You can pick up fresh oysters at one of the local markets or be “shellfish” and immerse yourself by staying at an oyster resort or visiting a farm for a tour! Spring is a great time to head to Hood Canal and South Puget Sound to harvest and enjoy the original love story with oysters.
Alderbrook Resort & Spa on the south shore of Hood Canal is a perfect basecamp for exploring oyster farms and beaches.
Xinh Dwelley, local celebrity chef, shares her oyster recipe
An expert on clams, fish, geoduck, and especially, oysters, Xinh has been invited countless times to cook for celebrities and state leaders. In 1995, she was invited to appear with Julia Child where she taught the chef how to use a shucking knife. Xinh’s expertise at shucking oysters is famous. From 1989 through to 1992, Xinh held the fastest oyster shucking record at the West Coast Oyster Championships. Her experiences are born from gathering, processing, and preparing seafood in her restaurant for over 25 years. In December 2021 Xinh published her second volume of locally sourced recipes. To say she knows seafood would be an understatement.

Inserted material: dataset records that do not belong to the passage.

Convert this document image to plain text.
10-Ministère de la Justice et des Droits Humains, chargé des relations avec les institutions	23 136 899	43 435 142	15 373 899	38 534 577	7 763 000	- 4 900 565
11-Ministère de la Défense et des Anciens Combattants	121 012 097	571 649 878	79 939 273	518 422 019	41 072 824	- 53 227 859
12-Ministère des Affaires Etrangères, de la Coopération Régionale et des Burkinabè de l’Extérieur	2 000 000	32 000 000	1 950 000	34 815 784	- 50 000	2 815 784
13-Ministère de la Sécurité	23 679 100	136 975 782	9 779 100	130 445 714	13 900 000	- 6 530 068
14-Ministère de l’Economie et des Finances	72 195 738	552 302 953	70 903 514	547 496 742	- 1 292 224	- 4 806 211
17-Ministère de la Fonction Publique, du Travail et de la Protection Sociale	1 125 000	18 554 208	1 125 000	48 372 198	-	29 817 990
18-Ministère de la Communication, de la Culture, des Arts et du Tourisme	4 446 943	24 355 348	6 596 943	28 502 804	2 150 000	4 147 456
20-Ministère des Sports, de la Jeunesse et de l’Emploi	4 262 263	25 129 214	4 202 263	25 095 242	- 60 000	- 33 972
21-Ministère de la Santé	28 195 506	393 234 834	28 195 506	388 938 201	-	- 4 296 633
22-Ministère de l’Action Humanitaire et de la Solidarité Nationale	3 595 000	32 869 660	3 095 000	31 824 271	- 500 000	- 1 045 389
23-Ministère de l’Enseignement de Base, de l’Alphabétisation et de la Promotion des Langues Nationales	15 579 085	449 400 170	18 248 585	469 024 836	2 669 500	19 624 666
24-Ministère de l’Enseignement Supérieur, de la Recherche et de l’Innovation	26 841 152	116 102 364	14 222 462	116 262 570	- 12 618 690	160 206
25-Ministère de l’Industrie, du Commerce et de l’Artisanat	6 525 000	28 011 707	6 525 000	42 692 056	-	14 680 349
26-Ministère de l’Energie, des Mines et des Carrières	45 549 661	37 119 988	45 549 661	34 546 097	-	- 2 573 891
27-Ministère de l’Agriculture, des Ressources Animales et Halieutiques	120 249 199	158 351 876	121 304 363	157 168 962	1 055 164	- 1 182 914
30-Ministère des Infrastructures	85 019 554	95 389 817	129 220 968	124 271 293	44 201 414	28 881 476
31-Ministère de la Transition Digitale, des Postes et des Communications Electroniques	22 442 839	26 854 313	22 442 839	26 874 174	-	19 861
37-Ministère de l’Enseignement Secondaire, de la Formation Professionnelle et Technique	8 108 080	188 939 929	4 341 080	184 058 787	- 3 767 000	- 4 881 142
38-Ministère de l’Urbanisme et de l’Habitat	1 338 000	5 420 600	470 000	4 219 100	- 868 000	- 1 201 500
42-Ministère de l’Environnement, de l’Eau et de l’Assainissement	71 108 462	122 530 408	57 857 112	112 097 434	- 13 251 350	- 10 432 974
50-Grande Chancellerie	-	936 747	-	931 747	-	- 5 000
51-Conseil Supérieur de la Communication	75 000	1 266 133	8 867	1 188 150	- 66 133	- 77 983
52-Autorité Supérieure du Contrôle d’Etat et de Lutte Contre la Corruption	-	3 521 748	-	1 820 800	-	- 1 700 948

Garlic and Pepper Butter Sauce for Baked Oysters
1/2 cup butter
1/2 cup red pepper, chopped
1/2 cup green pepper, chopped
1/2 onion, chopped
1 Tbsp garlic, minced
Juice of one lemon
1 tsp oyster sauce
1/2 cup parmesan (or cheese of choice)
Melt butter and add garlic, onion, red pepper, and green pepper. Sauté for 3 to 4 minutes. Add oyster sauce and lemon juice and mix well. When cooled transfer mixture to sealable container and save up to one week in fridge. To serve, scoop a teaspoon of butter mixture onto oyster on half shell and sprinkle with cheese. Bake or grill until bubbling and cheese melts.
Chef Xinh’s second cookbook “Flavors with Friends” is full of delicious recipes using fresh, local seafood.